OmkarPathak / pyresparser

A simple resume parser used for extracting information from resumes
GNU General Public License v3.0
774 stars 395 forks source link

os.path.splitext(self.__resume)[1].split #20

Closed MiCodes2 closed 3 years ago

MiCodes2 commented 4 years ago

Hi, I am getting following errors. Please check if I am missing something.

Error:

  File "/home/****/.local/lib/python3.6/site-packages/pyresparser/resume_parser.py", line 40, in __init__
    ext = os.path.splitext(self.__resume)[1].split('.')[1]

IndexError: list index out of range

Thanks.

OmkarPathak commented 4 years ago

@mithileshk87 can you please provide more information. Like what are you trying to run?

MiCodes2 commented 4 years ago

Hi @OmkarPathak , I am running this package for information retrieval as mentioned here on 1000 test resumes which have combination of doc, pdf and docx files.

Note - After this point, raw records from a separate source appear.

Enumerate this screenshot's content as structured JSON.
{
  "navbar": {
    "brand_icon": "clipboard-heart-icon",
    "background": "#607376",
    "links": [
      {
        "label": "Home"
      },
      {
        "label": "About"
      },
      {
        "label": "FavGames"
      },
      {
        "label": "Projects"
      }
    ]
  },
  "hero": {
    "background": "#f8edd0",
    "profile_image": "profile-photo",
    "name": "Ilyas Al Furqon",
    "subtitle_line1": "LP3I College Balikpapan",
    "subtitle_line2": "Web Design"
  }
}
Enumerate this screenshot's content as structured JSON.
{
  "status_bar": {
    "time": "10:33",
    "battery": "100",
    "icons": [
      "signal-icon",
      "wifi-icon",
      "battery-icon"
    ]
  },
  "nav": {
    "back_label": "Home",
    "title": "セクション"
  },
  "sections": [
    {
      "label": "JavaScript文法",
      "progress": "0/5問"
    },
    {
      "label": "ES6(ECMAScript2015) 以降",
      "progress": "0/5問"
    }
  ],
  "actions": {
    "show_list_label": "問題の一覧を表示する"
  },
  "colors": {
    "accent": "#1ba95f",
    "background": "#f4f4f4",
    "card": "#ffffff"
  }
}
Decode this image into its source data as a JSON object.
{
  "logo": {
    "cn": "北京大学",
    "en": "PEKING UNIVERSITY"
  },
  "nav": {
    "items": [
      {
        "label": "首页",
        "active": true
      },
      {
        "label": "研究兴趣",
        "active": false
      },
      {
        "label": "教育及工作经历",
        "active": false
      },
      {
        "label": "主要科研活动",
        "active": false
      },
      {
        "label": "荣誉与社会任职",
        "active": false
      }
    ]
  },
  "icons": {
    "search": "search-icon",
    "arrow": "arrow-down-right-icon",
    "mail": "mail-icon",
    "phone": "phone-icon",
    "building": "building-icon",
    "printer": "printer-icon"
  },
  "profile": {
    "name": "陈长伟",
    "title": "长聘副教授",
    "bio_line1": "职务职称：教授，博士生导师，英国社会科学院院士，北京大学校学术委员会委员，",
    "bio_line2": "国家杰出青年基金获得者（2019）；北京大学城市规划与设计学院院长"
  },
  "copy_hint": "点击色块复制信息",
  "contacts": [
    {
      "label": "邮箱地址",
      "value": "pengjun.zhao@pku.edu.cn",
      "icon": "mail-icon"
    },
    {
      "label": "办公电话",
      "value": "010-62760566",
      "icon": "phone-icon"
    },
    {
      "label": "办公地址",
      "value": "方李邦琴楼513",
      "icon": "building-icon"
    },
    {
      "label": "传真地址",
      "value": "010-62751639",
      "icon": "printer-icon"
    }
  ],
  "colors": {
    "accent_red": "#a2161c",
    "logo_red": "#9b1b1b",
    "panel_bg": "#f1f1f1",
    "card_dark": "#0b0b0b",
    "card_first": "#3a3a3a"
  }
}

I ran following code for that:

import nltk
nltk.download('stopwords')
import spacy
spacy.load("en_core_web_sm")
from pyresparser import ResumeParser
data = ResumeParser('/home/mithileshkumar/Documents/Personal/Resume_Extraction/ConsultantResumes').get_extracted_data() 
OmkarPathak commented 4 years ago

@mithileshk87 Your code will only work for a single file and not for a directory. You have to change it to something like:

import os
import nltk
import spacy
from pyresparser import ResumeParser

nltk.download('stopwords')
spacy.load("en_core_web_sm")

for root, _, filenames in os.walk(directory):
    for filename in filenames:
        file = os.path.join(root, filename)
        data = ResumeParser(file).get_extracted_data() 
OmkarPathak commented 3 years ago

Closing because of no response